SUISUN VALLEY — Ivan Sinkevich of Vacaville balanced his first day back at Solano Community College on Wednesday by starting his own classes and helping a wave of new students get to theirs.
“I have been here since 7:30 a.m.,” Sinkevich said while staffing an information booth on the campus’ east side and wearing a green T-shirt with the phrase ‘Ask Me’ emblazoned on it. A lot of students asked him.
He, along with several similarly attired educators and a dozen other students, fielded questions ranging from parking permits to where their classes were located.
“I had three students all in a row who showed up at the wrong campus,” Sinkevich said.
He quickly deduced where they should go and directed them to Solano College’s Vacaville campus.
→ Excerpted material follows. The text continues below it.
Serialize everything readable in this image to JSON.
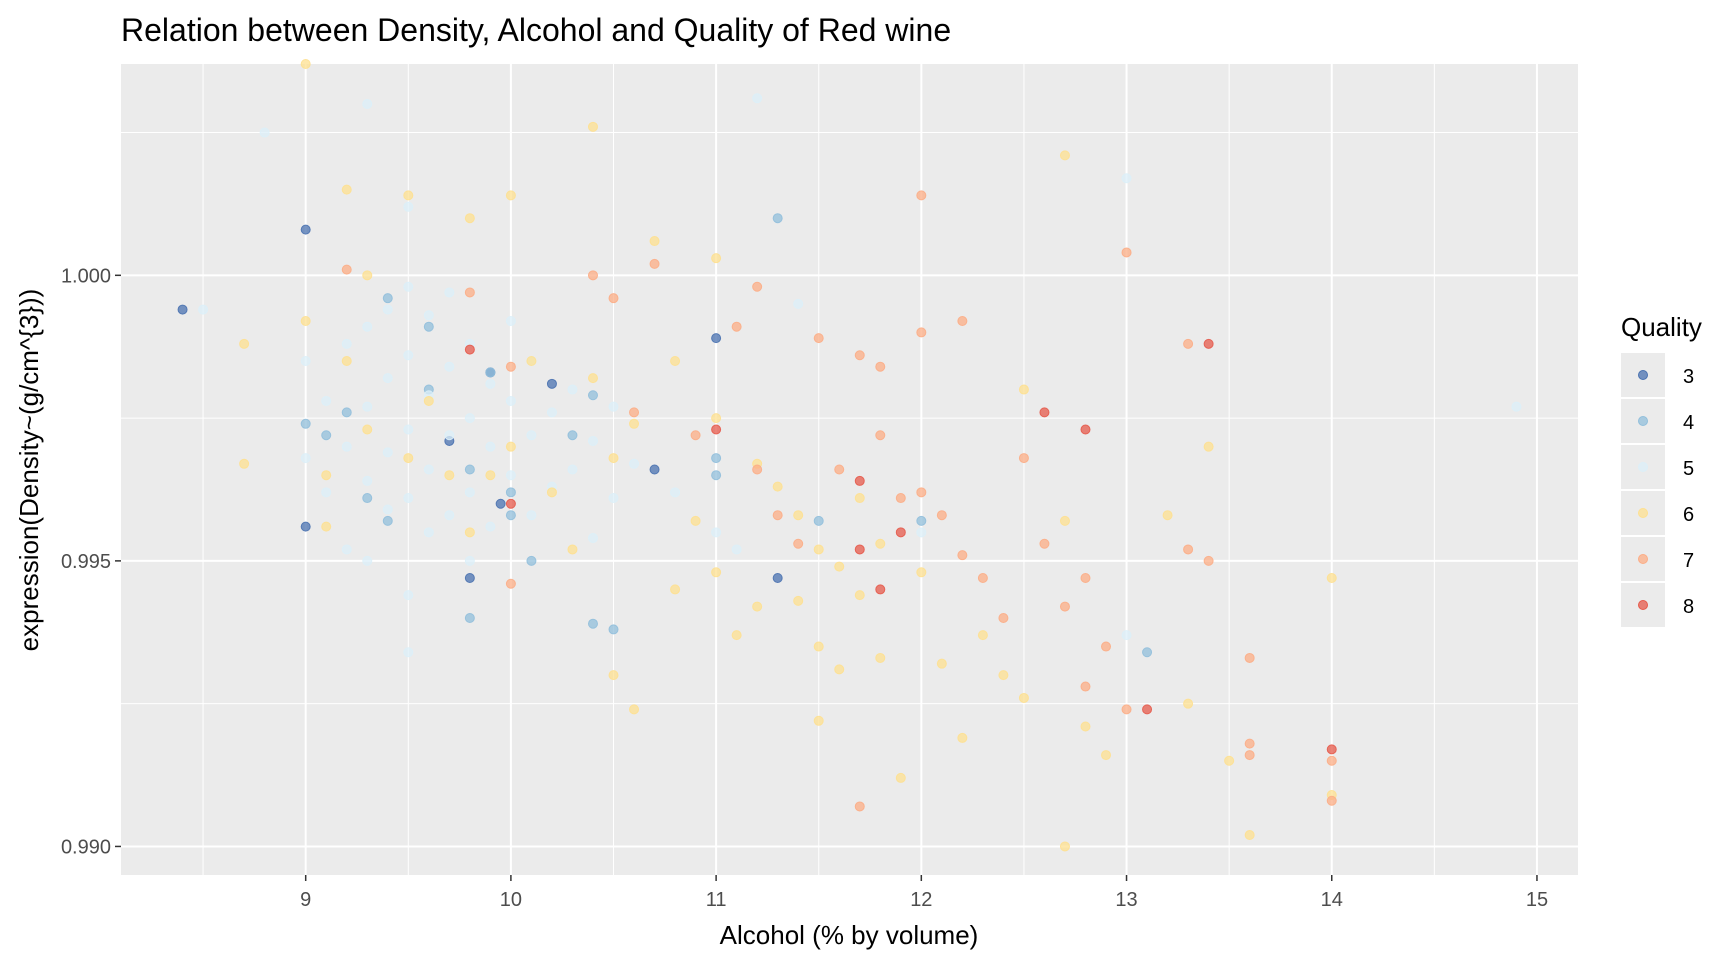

The Ask Me program, which started this semester, is an evolution of the older student ambassadors program that had students helping their newer peers adjust to community college life.
“We have grown it to involve faculty and staff, which is very important,” said Solano College Outreach and Public Relations Manager Shemila Johnson, who described the program as a boon to students who “don’t have to chase around for info.”
Solano College opened its fall semester with a greater effort to offer classes that students need for transfer to four-year colleges with schedules that students will benefit from, Johnson said. The community college has also spent the past year reaching out to the community more with representatives at public events at the Solano County Fair and Vallejo’s Juneteenth celebration and Fairfield’s Earth Day event.
“We have tried to cover Solano County to get information for those who are interested in coming back to school,” Johnson said.
Students came back to find the administration building at the Fairfield campus under reconstruction as part of the latest capital improvement projects made possible by the voter-approved $348 million Measure Q tax. Work on the building is expected to be done by the end of this year. On the flip side, Solano College also starts the school year with a $2.6 million deficit in its 2014-15 budget.
The college’s vice president of finance and administration, Yulian Ligioso, told the college district’s governing board this month that “we have our work cut out for us” because of declining enrollment. Solano College’s enrollment has dipped since 2011-12 and it did not meet needed target enrollment numbers during the spring and summer semesters. State funding is based on enrollment.
This new challenge comes after the college successfully battled to keep its accreditation and remove itself from sanctions, which it did in February.
Solano College now faces suggestions from Ligioso for cutting the deficit and improving the college district’s financial standing by reducing staff expenditures by $1.75 million, aiming for an 8 percent general fund reserve level, increasing enrollment, examining more efficient scheduling of classes and developing a plan to address 2015-16 growth.